Sie sind hier

Ein isoliertes Repertoire?

Alexander Rausch

Bei der klösterlichen Mehrstimmigkeit scheint es sich um ein isoliertes Korpus zu handeln: Zwar existieren zwischen mehreren Gesängen zahlreiche interne Beziehungen, und Konkordanzen sind sowohl innerhalb der Region Österreich als auch in anderen europäischen Ländern weit verbreitet. Jedoch gibt es kaum Verbindungen zu anderen mehrstimmigen Repertoires. Die charakteristische Klanglichkeit der liturgischen Mehrstimmigkeit changiert zwischen Schriftlichkeit und Mündlichkeit, Komposition und Improvisation. Bei genauerer Betrachtung der Quellen wird deutlich, in welchem Ausmaß die verschiedenen Notationssysteme Raum für die orale Tradierung lassen, ungleich mehr als in anderen polyphonen Genres. Häufig ist gerade der Rhythmus in der schriftlichen Überlieferung nicht fixiert. Viele Stücke sind in den Handschriften vereinzelt notiert, als Nachträge und Ergänzungen.
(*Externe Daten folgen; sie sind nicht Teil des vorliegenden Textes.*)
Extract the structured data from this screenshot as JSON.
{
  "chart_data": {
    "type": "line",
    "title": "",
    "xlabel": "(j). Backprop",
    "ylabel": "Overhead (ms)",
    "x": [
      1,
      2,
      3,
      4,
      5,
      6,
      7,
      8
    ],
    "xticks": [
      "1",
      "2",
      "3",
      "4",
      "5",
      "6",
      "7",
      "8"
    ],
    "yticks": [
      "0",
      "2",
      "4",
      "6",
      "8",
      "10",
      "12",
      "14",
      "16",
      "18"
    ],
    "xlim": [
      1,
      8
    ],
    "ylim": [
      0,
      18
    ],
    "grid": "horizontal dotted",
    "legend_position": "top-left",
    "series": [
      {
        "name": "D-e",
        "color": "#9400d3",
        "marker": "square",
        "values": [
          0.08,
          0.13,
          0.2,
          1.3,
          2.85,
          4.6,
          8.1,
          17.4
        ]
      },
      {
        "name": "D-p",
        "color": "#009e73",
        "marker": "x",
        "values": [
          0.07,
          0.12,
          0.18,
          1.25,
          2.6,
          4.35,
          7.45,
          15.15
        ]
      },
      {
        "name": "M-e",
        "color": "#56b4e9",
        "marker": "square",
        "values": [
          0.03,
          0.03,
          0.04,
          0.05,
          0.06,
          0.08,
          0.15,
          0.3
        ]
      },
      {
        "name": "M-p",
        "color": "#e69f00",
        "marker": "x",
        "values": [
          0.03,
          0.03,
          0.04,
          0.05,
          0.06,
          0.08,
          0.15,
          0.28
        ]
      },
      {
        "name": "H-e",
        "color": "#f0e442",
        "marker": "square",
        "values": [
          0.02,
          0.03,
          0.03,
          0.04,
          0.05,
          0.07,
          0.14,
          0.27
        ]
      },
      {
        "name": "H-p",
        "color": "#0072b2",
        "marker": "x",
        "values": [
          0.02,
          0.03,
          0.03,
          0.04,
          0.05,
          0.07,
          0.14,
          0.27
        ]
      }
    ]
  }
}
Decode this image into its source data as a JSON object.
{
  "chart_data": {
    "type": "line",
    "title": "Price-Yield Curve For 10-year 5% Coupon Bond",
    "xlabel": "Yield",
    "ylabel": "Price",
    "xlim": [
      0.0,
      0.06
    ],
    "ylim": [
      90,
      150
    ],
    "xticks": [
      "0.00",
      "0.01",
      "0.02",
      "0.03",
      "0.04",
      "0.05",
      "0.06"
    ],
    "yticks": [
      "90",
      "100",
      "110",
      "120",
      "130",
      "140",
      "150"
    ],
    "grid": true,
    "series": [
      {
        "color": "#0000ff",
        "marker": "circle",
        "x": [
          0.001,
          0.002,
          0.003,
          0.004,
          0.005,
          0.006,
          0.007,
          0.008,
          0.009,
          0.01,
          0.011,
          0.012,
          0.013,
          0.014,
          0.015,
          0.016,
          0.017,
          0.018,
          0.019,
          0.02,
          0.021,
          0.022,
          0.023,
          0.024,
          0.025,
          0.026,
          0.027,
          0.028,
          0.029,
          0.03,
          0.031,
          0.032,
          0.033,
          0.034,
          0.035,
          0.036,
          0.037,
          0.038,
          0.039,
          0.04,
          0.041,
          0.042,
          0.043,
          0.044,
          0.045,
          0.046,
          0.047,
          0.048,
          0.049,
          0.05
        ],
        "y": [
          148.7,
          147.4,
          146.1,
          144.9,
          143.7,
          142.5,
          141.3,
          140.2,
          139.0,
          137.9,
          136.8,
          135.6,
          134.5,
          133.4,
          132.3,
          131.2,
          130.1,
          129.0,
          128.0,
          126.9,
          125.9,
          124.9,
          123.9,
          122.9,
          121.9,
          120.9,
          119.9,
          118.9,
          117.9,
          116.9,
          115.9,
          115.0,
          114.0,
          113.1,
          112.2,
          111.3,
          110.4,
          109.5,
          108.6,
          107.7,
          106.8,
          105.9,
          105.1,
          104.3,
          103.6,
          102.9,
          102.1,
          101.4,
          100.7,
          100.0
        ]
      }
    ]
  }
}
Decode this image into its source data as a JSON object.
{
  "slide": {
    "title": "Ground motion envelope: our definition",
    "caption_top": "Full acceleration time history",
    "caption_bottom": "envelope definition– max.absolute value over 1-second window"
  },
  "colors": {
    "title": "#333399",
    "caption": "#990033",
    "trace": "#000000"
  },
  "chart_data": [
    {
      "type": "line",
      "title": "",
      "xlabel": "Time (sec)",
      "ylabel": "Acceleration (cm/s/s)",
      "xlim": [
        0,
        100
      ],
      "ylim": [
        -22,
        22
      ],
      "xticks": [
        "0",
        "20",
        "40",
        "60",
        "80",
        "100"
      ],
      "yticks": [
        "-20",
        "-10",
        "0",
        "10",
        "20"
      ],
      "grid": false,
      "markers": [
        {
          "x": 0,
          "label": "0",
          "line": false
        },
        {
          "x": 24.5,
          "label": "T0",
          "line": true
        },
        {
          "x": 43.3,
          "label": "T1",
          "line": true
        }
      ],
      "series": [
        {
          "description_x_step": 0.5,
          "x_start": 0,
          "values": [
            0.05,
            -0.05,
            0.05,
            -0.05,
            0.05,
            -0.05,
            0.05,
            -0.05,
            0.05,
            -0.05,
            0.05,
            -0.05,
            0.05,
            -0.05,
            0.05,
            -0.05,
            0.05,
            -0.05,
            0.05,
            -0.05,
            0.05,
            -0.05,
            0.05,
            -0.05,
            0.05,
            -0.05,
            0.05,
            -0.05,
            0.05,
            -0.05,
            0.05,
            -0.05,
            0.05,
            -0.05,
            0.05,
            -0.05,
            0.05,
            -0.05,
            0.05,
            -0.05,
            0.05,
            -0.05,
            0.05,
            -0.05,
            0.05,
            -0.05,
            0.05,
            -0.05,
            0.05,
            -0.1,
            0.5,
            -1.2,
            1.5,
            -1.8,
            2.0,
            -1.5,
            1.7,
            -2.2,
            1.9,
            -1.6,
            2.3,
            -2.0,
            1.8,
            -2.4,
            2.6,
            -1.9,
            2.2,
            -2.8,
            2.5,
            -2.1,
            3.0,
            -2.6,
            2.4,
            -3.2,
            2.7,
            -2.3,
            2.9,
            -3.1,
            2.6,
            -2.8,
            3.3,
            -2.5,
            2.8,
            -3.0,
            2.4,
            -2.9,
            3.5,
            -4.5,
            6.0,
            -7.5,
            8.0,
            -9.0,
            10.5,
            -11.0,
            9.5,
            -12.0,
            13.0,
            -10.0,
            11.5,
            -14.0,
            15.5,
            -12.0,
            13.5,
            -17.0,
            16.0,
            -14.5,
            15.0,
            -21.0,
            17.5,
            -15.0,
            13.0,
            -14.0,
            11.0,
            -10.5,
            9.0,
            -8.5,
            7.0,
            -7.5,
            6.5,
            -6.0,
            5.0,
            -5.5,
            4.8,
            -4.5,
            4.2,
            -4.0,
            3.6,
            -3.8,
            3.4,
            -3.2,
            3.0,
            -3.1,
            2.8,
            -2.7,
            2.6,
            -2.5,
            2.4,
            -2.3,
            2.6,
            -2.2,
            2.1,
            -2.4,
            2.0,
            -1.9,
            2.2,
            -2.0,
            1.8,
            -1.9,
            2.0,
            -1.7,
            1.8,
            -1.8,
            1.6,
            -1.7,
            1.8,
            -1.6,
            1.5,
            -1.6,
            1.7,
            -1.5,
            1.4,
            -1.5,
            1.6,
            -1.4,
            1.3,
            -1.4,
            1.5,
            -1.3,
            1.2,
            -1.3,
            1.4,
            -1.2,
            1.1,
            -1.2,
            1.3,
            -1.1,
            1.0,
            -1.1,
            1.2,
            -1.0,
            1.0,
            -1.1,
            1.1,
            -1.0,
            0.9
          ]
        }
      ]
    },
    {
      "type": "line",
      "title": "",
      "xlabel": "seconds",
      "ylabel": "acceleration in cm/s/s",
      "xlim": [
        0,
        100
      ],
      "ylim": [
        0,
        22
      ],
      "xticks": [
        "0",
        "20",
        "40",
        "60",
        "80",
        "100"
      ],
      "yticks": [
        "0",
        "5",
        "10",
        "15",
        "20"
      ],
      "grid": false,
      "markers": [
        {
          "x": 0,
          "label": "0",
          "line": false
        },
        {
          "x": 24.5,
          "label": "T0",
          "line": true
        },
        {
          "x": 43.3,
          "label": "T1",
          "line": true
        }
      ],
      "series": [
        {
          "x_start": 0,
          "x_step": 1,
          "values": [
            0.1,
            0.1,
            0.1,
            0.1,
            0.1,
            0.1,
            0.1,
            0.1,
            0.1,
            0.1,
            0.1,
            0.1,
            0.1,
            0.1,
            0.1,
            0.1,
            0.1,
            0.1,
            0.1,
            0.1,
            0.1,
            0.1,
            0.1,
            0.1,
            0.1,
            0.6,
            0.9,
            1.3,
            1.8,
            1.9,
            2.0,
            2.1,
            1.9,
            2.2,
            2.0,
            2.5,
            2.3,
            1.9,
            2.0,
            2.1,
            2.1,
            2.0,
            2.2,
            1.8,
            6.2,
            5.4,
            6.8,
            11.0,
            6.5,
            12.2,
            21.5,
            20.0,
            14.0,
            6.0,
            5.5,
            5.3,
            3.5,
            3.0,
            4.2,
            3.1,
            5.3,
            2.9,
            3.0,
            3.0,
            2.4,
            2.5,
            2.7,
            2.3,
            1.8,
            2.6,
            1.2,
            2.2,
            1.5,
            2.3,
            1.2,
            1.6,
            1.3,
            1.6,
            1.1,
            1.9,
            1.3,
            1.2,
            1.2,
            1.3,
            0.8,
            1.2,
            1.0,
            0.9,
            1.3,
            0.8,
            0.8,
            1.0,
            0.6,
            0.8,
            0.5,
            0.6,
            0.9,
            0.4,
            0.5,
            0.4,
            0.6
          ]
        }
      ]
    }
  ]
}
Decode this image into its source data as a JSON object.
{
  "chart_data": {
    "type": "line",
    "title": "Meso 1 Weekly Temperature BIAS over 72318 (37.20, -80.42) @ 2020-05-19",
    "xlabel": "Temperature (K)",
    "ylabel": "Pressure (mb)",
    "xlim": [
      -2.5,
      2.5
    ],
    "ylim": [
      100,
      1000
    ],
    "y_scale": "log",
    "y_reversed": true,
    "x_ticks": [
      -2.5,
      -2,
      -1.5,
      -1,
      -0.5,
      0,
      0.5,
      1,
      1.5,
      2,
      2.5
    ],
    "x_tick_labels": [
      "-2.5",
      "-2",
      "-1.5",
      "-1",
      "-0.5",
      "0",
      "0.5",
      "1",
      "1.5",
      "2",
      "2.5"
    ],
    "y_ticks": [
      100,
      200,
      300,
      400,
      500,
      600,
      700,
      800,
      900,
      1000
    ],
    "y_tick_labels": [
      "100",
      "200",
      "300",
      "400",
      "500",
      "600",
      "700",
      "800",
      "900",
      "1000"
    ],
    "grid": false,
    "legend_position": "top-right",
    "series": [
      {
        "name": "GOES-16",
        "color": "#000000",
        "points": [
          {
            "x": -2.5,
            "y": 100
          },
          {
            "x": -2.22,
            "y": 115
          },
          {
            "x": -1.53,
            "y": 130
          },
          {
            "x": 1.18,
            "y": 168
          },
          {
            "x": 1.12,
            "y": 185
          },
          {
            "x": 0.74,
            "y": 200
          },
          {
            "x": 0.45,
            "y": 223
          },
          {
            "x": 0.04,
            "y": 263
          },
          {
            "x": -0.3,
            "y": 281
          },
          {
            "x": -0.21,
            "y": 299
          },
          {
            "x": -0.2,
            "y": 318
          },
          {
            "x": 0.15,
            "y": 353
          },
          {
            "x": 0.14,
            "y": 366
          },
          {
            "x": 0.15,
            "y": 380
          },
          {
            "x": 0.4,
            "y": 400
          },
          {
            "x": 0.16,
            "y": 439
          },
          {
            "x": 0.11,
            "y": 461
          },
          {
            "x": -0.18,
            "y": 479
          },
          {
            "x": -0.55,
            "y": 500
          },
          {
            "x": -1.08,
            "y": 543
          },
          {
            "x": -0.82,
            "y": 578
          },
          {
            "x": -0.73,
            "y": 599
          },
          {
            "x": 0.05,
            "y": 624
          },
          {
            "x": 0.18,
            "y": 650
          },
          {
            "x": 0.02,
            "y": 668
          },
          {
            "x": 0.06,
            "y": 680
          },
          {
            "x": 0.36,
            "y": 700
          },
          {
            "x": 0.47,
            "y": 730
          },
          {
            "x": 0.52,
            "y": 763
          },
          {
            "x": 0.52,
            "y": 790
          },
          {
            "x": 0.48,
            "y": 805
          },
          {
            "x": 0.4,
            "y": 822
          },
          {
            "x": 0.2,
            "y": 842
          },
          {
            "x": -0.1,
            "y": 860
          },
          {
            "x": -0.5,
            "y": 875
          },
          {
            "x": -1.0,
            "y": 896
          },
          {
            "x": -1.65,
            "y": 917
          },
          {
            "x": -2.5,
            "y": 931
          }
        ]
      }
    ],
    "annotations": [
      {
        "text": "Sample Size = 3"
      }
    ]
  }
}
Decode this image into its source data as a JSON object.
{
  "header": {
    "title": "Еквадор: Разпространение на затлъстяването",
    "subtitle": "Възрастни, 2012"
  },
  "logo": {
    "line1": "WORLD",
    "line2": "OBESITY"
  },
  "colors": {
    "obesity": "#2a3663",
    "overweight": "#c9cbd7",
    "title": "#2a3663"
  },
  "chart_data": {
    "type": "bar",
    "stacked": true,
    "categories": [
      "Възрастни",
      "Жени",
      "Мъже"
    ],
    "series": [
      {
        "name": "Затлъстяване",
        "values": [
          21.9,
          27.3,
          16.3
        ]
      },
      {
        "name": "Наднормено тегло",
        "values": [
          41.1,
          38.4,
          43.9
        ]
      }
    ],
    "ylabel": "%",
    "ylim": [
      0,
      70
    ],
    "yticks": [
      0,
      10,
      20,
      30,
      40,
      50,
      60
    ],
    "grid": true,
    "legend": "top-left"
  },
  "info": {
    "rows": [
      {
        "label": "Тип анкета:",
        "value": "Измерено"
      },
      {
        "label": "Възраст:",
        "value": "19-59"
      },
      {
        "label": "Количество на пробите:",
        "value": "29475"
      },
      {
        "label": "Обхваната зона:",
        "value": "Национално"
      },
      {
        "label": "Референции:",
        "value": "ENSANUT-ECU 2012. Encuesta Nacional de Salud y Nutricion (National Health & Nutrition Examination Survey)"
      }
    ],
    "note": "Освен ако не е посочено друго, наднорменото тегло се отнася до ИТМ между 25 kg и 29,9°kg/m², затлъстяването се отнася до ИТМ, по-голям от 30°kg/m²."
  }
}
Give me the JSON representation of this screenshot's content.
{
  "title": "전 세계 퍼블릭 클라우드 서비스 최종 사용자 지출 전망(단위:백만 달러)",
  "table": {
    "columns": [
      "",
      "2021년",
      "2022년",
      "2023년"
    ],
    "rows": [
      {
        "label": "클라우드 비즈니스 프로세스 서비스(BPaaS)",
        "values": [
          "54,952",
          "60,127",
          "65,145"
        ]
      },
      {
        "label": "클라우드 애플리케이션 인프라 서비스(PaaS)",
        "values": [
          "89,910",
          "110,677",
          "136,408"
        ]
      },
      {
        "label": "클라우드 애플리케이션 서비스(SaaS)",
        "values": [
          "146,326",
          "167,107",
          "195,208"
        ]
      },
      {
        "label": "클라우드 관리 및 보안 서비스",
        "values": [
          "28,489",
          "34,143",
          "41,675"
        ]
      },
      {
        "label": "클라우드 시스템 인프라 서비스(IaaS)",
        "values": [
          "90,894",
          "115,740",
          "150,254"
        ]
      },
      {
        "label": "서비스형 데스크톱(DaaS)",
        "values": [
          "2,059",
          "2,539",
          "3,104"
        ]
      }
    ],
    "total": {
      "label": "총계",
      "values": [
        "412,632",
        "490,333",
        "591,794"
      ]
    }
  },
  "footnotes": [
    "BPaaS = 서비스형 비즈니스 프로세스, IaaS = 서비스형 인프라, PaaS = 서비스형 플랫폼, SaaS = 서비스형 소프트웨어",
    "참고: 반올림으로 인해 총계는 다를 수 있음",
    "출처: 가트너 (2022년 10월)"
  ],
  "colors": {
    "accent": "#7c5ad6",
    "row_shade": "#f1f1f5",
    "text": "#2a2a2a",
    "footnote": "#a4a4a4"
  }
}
Eine der wenigen Ausnahmen, der Cod. 457 der Universitätsbibliothek Innsbruck (» A-Iu Cod. 457, gegen 1400 und 1. Hälfte des 15. Jahrhunderts), stellt eine Sammlung von Tropen, Responsorien, Cantiones, Conducti und Motetten dar, ferner von Ordinariumssätzen im cantus fractus-Stil (» A. Rhythmischer Choralgesang) und zweistimmigen Gesängen wie Kyrietropen oder Lektionen. Ein früherer Aufbewahrungsort, vermutlich das Augustiner-Chorherrenstift Neustift bei Brixen (» K. Der Innsbrucker Cantionarius), spielt in der Biographie Oswalds von Wolkenstein eine wichtige Rolle, auch wenn die beiden Musikhandschriften mit Oswalds Liedern (» B. Oswalds Lieder)  nicht im dortigen Skriptorium entstanden sind. Es ist denkbar, dass Oswald bei seinen zweistimmigen Kompositionen oder Adaptierungen auch von diesem Repertoire inspiriert wurde. Die Praxis, einstimmige liturgische Melodien zweistimmig zu singen, muss jedenfalls viel verbreiteter gewesen sein, als die etwa 100 aus Österreich bekannten Stücke (inklusive Konkordanzen) es nahelegen.